Avocats au barreau de Valence

Pas de BlaBlaCar avec la voiture de fonction !

Pas de BlaBlaCar avec la voiture de fonction !

Le fait de pratiquer le co-voiturage avec un véhicule de fonction à l’insu de son employeur constitue une faute justifiant le licenciement

CA Rennes, 8e ch. prud., 31 août 2018, nº 16/05660

Un salarié avait été licencié pour faute en raison de l’utilisation régulière de son véhicule de fonction à des fins lucratives et ce, sans aucune autorisation de son employeur.

Ce dernier lui reprochait d’avoir proposé régulièrement des trajets payants, à des personnes étrangères à la société, sur le site BlaBlaCar.

112 annonces mentionnant un type de véhicule correspondant au véhicule de fonction de l’intéressé avaient ainsi été publiées au cours des quatre dernières années, le salarié profitant notamment de réunions de travail organisées hors du département pour proposer ses services, moyennant une somme prétendument reversée à des associations.

Le règlement intérieur ne comportait aucune interdiction en matière de co-voiturage.

Le salarié n’avait pas été informé des limitations du contrat d’assurance du véhicule, lequel spécifiait que les véhicules assurés ne devaient servir en aucun cas à des transports onéreux de voyageurs, même à titre occasionnel.

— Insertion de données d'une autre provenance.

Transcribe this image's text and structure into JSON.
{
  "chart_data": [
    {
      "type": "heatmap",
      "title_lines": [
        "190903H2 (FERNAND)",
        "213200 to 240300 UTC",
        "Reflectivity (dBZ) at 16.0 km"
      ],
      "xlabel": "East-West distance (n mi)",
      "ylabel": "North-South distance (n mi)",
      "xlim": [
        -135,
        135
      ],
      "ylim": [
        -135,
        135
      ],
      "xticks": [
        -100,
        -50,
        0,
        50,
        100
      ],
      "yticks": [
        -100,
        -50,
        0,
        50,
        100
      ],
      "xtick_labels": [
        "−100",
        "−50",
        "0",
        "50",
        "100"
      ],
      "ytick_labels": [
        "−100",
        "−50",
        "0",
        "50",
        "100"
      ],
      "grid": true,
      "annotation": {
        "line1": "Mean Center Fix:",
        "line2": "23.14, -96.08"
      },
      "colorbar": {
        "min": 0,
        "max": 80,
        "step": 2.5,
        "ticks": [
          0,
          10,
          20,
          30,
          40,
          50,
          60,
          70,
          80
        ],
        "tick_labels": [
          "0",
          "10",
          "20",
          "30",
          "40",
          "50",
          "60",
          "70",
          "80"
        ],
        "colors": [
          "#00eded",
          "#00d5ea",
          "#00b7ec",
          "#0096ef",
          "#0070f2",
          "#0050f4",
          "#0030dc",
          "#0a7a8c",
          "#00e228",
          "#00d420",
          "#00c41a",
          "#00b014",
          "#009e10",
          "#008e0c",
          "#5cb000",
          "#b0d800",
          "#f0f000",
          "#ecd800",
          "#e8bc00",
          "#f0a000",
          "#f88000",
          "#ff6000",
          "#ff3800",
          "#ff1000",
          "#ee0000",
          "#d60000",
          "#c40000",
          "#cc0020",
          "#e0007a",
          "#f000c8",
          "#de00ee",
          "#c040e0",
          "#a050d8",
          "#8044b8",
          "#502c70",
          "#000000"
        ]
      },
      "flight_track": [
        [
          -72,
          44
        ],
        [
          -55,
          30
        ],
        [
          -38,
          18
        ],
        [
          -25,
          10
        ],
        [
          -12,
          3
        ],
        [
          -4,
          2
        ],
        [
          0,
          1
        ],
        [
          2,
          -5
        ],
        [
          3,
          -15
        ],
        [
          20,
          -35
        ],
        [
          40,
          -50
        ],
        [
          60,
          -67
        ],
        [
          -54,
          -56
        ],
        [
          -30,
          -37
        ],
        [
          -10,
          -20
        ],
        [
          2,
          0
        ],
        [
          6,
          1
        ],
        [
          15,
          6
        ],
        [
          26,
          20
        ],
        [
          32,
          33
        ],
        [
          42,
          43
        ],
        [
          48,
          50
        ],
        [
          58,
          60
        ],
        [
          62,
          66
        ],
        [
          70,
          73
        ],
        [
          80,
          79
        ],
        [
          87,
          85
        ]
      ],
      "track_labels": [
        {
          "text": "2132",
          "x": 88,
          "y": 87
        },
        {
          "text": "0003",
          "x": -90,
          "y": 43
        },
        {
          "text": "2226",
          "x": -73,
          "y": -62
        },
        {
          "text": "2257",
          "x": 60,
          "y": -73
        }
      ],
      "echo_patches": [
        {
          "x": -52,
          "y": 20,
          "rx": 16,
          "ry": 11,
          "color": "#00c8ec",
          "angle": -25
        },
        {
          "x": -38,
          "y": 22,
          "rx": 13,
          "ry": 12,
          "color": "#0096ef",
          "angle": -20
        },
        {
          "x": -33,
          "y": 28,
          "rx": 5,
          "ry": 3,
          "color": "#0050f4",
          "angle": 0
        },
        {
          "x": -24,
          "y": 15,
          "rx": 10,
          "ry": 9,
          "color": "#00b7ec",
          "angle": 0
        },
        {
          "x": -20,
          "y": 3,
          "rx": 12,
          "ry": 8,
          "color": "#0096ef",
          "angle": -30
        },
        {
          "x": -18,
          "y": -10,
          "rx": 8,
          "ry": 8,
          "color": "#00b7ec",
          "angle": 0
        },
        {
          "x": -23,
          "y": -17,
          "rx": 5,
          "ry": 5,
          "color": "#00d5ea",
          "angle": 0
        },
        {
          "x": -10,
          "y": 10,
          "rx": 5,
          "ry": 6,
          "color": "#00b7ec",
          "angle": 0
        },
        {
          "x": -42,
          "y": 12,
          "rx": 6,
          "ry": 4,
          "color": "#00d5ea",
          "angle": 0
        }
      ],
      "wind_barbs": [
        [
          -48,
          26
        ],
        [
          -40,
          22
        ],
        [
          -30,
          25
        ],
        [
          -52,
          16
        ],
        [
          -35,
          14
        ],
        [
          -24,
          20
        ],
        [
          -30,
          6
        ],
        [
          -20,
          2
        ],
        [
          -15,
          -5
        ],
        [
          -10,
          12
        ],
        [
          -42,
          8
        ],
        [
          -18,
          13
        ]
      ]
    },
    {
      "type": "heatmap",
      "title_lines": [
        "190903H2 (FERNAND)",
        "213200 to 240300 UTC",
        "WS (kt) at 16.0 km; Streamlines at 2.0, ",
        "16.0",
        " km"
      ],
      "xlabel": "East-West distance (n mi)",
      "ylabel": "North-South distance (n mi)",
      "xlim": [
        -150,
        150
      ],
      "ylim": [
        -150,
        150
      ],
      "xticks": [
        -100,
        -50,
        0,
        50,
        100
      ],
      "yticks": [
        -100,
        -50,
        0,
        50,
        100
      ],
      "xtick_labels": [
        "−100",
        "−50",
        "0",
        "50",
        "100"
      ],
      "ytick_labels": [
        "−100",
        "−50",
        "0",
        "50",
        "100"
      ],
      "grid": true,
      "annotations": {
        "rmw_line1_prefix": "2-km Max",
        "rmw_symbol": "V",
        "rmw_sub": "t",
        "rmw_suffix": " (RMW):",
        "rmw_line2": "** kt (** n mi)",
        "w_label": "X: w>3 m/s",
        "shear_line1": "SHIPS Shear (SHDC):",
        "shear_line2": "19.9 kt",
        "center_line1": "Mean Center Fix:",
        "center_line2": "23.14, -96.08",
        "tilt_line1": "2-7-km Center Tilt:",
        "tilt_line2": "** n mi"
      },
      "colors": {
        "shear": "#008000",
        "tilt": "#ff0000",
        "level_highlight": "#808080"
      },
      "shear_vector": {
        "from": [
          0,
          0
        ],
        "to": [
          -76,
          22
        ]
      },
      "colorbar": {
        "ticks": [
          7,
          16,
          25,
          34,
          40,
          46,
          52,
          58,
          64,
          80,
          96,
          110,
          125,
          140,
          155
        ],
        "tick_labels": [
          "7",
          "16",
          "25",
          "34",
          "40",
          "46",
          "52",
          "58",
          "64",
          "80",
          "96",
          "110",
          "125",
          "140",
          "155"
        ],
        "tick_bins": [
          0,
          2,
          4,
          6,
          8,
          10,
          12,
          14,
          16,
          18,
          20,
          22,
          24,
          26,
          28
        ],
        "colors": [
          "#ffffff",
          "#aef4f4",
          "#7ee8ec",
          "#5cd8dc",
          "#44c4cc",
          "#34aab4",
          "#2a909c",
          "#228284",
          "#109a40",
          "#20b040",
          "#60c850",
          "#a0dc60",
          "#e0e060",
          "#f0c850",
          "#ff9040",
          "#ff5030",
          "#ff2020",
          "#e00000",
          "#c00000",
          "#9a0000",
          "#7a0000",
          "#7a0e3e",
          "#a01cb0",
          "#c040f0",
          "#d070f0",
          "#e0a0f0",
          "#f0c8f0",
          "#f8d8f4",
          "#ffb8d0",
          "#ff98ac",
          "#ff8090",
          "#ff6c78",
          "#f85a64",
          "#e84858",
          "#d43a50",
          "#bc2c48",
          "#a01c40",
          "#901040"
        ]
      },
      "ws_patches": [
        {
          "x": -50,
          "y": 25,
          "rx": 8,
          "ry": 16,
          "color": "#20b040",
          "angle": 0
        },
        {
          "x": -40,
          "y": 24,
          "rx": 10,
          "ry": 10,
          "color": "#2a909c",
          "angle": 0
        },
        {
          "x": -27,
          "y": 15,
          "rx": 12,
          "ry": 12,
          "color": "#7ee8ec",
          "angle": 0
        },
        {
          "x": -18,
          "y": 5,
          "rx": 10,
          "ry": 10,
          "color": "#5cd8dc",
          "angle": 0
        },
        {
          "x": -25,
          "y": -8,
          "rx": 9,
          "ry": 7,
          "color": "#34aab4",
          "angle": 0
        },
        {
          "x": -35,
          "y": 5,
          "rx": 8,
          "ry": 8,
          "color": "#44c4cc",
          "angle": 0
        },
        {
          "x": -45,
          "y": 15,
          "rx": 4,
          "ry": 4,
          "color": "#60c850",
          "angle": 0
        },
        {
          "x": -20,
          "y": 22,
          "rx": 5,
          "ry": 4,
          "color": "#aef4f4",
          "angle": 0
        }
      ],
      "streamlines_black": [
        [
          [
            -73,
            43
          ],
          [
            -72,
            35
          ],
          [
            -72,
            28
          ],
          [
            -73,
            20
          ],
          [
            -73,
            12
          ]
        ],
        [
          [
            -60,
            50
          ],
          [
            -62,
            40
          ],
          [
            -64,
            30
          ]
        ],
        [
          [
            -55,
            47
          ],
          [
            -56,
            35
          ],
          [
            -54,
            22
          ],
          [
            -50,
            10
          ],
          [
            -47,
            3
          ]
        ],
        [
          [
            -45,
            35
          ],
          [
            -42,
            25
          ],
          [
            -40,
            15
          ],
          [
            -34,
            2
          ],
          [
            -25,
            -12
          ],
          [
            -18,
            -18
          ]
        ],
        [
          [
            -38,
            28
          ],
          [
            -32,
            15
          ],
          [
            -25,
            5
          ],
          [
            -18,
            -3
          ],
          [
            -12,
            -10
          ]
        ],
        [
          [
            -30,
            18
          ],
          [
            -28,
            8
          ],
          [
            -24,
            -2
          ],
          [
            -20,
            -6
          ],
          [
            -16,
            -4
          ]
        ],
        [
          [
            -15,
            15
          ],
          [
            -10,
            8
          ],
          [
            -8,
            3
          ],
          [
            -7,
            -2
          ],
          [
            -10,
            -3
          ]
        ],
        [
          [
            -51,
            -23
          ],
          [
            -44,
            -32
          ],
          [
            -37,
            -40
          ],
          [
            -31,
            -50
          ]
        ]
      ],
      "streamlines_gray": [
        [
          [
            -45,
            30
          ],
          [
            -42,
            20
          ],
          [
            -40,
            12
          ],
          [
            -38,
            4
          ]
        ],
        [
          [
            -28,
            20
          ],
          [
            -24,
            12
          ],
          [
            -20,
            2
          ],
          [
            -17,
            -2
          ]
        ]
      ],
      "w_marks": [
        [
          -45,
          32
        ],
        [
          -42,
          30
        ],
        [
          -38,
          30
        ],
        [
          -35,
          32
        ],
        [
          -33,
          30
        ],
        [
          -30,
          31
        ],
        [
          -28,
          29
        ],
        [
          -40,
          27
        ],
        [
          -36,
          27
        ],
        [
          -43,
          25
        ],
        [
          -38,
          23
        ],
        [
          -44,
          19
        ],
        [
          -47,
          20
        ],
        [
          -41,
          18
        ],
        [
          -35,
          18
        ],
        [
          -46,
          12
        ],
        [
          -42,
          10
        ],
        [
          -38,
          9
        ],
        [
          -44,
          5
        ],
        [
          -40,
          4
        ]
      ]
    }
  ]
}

Ayant obtenu 29 000 € aux prud’hommes pour absence de cause réelle et sérieuse, le salarié a relevé appel et demandé davantage.

La Cour ne l’a pas entendu ainsi, considérant que le salarié « aurait dû tirer les conséquences du silence du règlement intérieur en sollicitant l’autorisation de son employeur lequel, à cette occasion, l’aurait informé que l’assurance ne couvrait pas les personnes transportées dans un tel cadre et, par conséquent, n’aurait pas accédé à sa demande »

La cour d’appel en tire une solution de principe :

« le fait de pratiquer le co-voiturage avec un véhicule de fonction à l’insu de son employeur, en l’exposant à un risque compte tenu de l’absence de couverture de cette activité par l’assureur, constitue une faute justifiant le licenciement ».